Las gramáticas se aprenden. Sin necesidad de manuales o docentes expertos, esa materia dúctil de la que estamos hechos se amolda y va acomodándose al nuevo hábitat como un camaleón que aún conservase la memoria de sus tonalidades anteriores. Así, ya vamos echando raíces en la emergencia; nos hemos acostumbrado a rociar con desinfectante las compras del supermercado y hasta la propia ropa, los zapatos; algunos, los afortunados con balcón, han añadido una tonada de aplausos a sus embrionarias rutinas, no exclusivamente para homenajear a los sanitarios y al personal de limpieza sino, sobre todo, para domesticar un tiempo que se ha vuelto viscoso y pesado, para contradecir al silencio y ritualizar su pertenencia a un grupo social más amplio que ellos mismos y sus compañeros de… cuarto. Hemos marcado conversaciones virtuales en nuestros calendarios y nuevas pautas –de teletrabajo, de teleamor– con las que el idioma desconocido va poco a poco tendiéndonos su mano aséptica. No nos gusta su cadencia y, aún torpes, cometemos faltas de ortografía, pero somos los principiantes que logran sobrevivir con las nociones básicas sobre las que se eleva el resto del edificio. Así se empieza a no querer morir, también a aceptar lo que nos robaron.

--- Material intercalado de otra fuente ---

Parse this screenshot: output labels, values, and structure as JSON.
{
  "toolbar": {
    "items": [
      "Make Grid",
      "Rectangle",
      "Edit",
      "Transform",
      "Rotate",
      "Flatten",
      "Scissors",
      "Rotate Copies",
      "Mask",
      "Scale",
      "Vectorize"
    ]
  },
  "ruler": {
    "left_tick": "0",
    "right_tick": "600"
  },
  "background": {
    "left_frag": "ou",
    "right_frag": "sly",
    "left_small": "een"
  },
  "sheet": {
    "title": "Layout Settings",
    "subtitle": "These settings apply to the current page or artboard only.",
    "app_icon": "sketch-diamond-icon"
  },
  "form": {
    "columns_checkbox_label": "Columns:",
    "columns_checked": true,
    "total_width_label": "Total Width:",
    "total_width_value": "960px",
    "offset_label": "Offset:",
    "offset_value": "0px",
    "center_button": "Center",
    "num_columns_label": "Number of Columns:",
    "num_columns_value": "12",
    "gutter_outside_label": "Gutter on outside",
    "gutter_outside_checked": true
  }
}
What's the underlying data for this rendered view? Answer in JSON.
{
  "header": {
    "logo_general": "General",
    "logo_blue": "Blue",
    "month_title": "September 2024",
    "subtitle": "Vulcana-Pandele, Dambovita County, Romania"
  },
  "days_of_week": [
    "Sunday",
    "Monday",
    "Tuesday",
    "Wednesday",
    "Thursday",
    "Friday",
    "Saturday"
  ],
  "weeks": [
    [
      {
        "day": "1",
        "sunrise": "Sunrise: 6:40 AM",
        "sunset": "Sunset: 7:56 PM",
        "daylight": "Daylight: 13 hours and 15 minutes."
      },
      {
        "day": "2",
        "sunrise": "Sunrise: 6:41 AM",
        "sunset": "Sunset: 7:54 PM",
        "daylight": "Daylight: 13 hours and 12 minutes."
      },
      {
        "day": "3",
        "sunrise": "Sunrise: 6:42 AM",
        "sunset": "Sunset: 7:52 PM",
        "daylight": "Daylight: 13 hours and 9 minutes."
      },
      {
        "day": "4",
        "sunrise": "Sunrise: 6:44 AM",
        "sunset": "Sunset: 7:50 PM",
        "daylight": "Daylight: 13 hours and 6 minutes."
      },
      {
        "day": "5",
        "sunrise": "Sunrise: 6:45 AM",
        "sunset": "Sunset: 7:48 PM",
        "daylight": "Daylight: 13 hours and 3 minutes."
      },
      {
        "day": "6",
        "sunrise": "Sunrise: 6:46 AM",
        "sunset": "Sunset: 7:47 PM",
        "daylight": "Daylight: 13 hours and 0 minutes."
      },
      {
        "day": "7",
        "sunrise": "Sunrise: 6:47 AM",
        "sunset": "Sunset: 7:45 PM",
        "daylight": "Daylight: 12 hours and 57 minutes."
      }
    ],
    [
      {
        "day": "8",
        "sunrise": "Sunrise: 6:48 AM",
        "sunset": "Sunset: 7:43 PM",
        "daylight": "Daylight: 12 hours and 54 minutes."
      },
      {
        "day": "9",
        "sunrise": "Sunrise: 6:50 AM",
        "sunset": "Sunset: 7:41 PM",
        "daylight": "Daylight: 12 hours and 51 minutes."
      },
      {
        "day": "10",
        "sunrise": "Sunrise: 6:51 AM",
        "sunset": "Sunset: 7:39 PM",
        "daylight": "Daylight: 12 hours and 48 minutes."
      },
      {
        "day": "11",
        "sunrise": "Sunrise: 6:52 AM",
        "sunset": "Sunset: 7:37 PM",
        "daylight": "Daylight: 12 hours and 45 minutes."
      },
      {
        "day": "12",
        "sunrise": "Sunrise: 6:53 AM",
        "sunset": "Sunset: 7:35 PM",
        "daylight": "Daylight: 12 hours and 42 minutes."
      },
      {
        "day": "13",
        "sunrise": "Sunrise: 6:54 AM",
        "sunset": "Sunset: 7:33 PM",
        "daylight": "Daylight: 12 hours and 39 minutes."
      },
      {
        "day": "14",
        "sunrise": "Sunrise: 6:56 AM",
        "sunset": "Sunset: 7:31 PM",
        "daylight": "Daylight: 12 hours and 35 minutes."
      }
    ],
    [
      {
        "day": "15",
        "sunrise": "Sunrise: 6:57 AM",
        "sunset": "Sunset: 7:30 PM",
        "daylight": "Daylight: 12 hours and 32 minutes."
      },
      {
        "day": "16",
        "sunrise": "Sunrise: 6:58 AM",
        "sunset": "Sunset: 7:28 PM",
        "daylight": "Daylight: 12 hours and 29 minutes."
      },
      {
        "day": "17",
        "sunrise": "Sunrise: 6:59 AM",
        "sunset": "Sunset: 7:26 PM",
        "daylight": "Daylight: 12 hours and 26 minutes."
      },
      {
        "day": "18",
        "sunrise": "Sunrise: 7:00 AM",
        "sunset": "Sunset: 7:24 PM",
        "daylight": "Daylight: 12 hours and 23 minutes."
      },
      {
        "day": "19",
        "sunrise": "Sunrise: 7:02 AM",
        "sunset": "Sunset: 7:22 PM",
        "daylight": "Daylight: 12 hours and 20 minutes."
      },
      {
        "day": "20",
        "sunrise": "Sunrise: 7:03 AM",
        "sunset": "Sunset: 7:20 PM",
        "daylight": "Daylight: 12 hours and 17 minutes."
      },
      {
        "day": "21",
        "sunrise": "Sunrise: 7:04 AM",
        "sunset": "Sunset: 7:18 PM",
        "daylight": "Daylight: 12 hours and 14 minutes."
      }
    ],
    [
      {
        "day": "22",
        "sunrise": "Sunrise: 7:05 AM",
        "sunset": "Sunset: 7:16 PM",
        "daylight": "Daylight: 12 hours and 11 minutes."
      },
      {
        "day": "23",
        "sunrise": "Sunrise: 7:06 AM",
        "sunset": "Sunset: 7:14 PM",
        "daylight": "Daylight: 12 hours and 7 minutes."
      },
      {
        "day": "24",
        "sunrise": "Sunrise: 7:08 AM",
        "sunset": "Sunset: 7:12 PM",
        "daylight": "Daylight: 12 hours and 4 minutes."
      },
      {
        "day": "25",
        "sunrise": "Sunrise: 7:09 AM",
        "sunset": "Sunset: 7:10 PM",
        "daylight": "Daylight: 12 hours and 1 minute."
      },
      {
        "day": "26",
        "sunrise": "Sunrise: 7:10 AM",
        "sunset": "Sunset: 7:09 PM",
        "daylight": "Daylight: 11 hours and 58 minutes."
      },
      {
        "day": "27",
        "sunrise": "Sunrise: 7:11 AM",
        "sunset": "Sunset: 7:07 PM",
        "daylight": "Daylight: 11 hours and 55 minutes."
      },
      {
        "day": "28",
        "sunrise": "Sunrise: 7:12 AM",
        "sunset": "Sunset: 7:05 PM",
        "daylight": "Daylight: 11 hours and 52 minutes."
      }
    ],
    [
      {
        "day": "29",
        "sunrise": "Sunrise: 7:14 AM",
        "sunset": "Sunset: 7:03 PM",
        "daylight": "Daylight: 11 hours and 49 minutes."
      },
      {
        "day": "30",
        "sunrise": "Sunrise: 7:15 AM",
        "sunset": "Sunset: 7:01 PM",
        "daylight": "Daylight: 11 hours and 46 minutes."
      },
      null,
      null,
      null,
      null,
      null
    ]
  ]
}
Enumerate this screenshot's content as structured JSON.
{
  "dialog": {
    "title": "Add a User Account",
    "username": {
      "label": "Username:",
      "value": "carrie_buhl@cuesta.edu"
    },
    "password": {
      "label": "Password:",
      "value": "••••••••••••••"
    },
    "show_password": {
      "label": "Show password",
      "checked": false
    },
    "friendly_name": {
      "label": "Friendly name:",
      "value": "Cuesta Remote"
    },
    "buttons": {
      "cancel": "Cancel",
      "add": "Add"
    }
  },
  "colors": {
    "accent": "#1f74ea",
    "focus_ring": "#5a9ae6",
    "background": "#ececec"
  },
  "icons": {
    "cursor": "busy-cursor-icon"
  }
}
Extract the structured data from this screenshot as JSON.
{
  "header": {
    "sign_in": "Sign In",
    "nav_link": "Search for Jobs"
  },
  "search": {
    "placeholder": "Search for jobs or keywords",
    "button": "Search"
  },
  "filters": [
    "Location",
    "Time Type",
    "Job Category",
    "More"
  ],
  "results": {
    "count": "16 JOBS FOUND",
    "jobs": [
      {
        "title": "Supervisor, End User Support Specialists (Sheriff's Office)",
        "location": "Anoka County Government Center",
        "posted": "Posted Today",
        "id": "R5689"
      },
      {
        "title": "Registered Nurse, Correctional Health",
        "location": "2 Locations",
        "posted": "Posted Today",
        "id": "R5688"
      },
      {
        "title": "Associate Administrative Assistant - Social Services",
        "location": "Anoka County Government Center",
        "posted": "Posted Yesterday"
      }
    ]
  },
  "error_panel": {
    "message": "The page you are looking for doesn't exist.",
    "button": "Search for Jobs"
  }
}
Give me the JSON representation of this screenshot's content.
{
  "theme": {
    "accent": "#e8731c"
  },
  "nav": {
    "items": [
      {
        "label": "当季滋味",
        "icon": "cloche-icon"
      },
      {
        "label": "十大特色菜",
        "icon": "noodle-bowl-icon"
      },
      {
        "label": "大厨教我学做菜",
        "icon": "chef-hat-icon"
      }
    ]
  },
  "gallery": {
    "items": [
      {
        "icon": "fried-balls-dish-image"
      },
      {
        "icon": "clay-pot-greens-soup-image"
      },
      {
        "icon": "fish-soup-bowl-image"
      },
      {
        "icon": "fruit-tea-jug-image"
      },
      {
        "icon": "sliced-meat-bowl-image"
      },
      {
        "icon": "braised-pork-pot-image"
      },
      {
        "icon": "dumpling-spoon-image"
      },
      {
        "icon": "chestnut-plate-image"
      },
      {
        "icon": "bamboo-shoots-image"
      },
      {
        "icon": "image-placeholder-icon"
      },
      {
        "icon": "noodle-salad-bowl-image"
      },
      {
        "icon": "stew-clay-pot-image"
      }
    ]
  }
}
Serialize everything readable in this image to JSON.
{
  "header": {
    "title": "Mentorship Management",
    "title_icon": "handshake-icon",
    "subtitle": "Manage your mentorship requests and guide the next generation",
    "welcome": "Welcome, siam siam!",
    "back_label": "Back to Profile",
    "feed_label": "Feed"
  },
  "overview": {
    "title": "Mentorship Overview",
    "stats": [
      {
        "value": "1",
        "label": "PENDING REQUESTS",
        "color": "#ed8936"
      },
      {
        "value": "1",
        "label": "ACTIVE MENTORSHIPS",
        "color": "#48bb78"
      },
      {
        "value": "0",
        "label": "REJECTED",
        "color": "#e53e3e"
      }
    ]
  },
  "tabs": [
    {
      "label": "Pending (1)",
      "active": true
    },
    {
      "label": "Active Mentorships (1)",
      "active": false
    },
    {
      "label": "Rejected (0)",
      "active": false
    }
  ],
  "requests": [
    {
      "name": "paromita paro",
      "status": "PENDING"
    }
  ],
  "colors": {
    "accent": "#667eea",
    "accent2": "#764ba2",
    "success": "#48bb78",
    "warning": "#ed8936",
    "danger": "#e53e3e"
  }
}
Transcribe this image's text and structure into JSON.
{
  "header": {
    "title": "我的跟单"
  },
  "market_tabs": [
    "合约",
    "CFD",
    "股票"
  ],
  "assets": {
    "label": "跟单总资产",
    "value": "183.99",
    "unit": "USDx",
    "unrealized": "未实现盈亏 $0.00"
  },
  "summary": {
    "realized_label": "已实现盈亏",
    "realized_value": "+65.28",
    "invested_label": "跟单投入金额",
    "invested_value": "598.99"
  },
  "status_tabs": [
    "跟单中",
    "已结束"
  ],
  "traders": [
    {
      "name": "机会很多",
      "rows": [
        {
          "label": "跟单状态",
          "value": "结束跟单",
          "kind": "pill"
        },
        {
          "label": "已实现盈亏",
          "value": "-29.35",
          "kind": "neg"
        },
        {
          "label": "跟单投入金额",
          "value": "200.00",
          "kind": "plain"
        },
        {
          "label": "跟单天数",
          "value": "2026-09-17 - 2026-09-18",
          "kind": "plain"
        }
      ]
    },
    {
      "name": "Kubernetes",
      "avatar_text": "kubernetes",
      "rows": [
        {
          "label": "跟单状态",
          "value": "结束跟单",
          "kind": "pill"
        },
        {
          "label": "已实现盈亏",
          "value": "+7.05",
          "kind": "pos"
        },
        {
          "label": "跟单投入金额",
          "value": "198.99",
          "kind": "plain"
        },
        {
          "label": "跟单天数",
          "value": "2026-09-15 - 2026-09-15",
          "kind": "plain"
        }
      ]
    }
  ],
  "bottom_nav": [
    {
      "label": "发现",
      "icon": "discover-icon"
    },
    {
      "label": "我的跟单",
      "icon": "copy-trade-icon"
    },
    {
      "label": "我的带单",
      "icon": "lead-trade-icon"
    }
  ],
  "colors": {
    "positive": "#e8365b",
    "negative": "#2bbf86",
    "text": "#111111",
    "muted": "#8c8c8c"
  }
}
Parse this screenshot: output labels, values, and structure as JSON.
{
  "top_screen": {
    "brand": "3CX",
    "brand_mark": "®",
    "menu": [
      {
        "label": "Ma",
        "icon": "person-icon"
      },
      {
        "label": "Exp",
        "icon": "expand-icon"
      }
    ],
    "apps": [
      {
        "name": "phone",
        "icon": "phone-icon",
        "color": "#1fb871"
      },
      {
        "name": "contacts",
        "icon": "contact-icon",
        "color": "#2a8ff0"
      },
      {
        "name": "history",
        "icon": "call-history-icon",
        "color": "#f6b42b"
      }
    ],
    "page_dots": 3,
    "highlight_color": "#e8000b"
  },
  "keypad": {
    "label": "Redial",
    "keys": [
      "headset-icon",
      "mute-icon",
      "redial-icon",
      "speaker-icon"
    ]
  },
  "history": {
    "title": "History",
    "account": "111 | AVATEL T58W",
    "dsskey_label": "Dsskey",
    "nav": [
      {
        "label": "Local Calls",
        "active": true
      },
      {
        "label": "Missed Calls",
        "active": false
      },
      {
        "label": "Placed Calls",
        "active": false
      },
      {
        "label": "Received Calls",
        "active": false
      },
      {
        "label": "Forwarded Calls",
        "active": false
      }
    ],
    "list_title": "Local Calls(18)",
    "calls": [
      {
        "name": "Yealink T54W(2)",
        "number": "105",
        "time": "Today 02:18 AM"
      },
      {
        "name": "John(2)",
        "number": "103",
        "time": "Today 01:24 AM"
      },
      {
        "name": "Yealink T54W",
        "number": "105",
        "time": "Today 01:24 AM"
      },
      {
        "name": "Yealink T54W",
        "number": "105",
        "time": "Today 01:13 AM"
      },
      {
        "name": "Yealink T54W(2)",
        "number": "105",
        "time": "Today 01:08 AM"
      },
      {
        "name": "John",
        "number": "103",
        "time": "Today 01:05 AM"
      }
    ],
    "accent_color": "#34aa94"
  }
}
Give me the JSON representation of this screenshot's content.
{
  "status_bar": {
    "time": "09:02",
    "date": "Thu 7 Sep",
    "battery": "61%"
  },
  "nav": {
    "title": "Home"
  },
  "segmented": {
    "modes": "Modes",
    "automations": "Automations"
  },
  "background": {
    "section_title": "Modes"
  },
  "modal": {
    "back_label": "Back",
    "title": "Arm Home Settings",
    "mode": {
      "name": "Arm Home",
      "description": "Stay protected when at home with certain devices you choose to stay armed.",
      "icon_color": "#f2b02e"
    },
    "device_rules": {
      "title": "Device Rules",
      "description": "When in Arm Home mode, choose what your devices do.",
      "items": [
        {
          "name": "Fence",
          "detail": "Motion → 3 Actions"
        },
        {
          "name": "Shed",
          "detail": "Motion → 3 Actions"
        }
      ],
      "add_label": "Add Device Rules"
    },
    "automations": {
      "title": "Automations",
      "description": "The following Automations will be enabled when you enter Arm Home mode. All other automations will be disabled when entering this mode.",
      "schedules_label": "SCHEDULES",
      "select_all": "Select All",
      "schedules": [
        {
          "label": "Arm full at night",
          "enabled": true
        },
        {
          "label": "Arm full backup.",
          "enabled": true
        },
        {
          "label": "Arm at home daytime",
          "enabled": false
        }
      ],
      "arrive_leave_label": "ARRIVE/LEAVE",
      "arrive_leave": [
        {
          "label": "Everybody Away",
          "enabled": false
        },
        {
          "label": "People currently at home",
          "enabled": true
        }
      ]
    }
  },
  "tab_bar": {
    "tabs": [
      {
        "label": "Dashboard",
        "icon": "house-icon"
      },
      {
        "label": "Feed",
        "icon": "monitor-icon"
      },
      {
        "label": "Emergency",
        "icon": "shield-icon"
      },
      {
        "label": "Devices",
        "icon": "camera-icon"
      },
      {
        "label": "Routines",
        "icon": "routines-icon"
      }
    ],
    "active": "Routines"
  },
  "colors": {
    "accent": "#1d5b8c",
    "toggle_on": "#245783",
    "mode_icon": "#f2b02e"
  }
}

Quizá lo más difícil de este nuevo aprendizaje sean el tiempo y el cuerpo insólitos. Olga Tokarczuk, en su maravillosa novela Los errantes, elabora un tratado de ambos. El primero, atacado por múltiples viajes, recorridos en mapas impracticables en cuanto que atraviesan varias épocas, es caprichoso: jetlags, cortes bruscos cuando una se mueve hacia al oeste. Sea por cuenta del exilio o el encierro pandémico, los relojes se han trastabillado tanto que sus múltiples marcadores son apenas significantes vacíos: horas, semanas, ¿qué nos quieren decir? Y si dicen poco o enmudecen es porque los cuerpos tampoco son los mismos. Recuerdo los kilos que perdí nada más aterrizar en esta orilla, nunca recuperados; mi alimentación deficitaria por culpa de los ingredientes que sigo sin encontrar; la total desaparición de una anatomía que se cobijaba de un frío helador jamás sentido antes. Las mudanzas en la libido atestiguaban también ese desgarro que supone la inmigración. Ahora, en el enrejado impuesto por la emergencia sanitaria, una cautela carcelaria nos priva de movimiento, arrebata el deporte y el sol que regulan los mecanismos de un cuerpo empeñado en latir, nadie se besa ni se abraza: el peligro de contagio se asemeja al de la extranjería cuando somos todos presas e inoculadores del miedo.
Una pandemia no es un atentado, tampoco un exilio, pero en los momentos más macabros de la historia, cuando se producen deflagraciones del sentido, sus correspondencias nos ayudan a tejer las virutas con las que empezar a construir esa nueva gramática, primer paso hacia la fábula que nos permita salir a flote.